Afinal, Walmor Bonfim Maciel não é apenas um nome na lista de personagens da cidade; ele é uma das “pedras fundamentais” do nosso Carnaval, como definiu a diretora-presidente da Fundação Cultural, Patrícia Iunovich. Há mais de 25 anos ele mantinha a coroa, com face inabalável de alegria — um sobrevivente da pandemia, governos que ignoraram a folia e a gestões que flertaram com a incompetência. Walmor nunca abandonou seus súditos.
A aparição surpresa do “Rei Emérito”
A sucessão, embora necessária, não foi bem assimilada de imediato pelo “reino”. O afastamento de sua majestade, motivado por questões de saúde — um persistente problema nos joelhos e uma recente cirurgia de catarata —, manteve o Rei em convalescença doméstica. Contudo, quem tem o samba no DNA não se rende ao repouso.
Na tarde de sábado, para surpresa geral, Walmor surgiu dirigindo o próprio veículo na Charanga da Yolanda. Ao desembarcar, o tempo parou. Não houve apenas aplausos; houve reverência. O mais nobre integrante do Bloco Papai Urso (homenageado em 2025) estava ali, não para reclamar o trono, mas para sentir o calor do povo que o ama.
A emoção tomou conta de Walmor quando Patrícia Iunovich aproximou-se para render homenagens. Preocupada em não incomodá-lo durante sua recuperação, a Fundação optou pela “substituição monárquica”, mas com uma ressalva histórica: Walmor agora é o Rei Emérito do Carnaval de Foz.

Meio século de folia, 25 anos de trono
A trajetória de Walmor é um mapa do prazer iguaçuense. Tudo começou em 1974, no Clube Gresfi. De lá para cá, ele foi o comandante-mor dos salões do Floresta Clube, do Oeste Paraná e do Country. Quando o Carnaval desceu para o asfalto, lá estava ele, invariavelmente acompanhado de sua saudosa esposa, Dona Maria Maciel, no lendário Restaurante Rei Momo, onde a dobradinha e a feijoada alimentavam os blocos Vamos Animar e o Bloco da Skol.



Hoje, viúvo e enfrentando as responsabilidades domésticas e os cuidados com a saúde, Walmor admite, com a voz embargada, que é hora de passar o cetro. “Para ocupar esse trono é preciso muita disposição e saúde em dia, pois o circuito é agitado”, revelou com a sabedoria de quem já deu a volta por cima em tantas avenidas.
O Gesto Nobre: “vida longa ao Rei”
A transição, que começou com um susto para os foliões, caminha agora para um desfecho de gala. Walmor manifestou o desejo de realizar uma transição formal para o jovem Leo, um rito que a Fundação Cultural deve organizar.

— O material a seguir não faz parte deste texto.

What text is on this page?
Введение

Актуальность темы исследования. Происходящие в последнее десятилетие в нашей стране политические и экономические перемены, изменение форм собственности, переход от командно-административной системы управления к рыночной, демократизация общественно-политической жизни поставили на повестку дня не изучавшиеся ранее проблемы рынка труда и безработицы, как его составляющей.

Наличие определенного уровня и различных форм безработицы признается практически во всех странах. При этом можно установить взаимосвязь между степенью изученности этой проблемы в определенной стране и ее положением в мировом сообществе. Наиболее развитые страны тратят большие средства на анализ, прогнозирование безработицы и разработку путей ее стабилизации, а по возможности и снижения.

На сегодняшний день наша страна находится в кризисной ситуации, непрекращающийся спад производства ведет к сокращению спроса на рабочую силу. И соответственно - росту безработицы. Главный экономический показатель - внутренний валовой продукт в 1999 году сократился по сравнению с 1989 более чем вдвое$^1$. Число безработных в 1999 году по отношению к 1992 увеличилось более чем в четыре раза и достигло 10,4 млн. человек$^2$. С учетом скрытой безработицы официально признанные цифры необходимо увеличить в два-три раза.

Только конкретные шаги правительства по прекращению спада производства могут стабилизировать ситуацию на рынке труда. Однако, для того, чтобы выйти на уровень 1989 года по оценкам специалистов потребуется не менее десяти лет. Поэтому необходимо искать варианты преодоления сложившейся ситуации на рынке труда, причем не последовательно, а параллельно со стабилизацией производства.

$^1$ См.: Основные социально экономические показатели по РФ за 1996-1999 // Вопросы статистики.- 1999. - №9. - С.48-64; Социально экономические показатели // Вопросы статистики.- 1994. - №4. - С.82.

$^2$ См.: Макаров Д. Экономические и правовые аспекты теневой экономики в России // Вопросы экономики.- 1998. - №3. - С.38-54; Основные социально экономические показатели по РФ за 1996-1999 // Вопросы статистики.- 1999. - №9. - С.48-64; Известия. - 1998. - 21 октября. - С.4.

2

Ao abençoar o sucessor com um generoso “Vida longa ao Rei!”, Walmor provou que a coroa é apenas um objeto de metal e pedrarias, mas a realeza é algo que se carrega na alma. E deixou um aviso, com o brilho nos olhos de quem ainda tem muito confete para jogar: “Se um dia me chamarem para estar ao lado da rainha e das princesas, não recusarei o convite!”.
O Carnaval de Foz segue, agora com dois reis: um que herda o futuro e outro que, para sempre, guardará as chaves do nosso coração.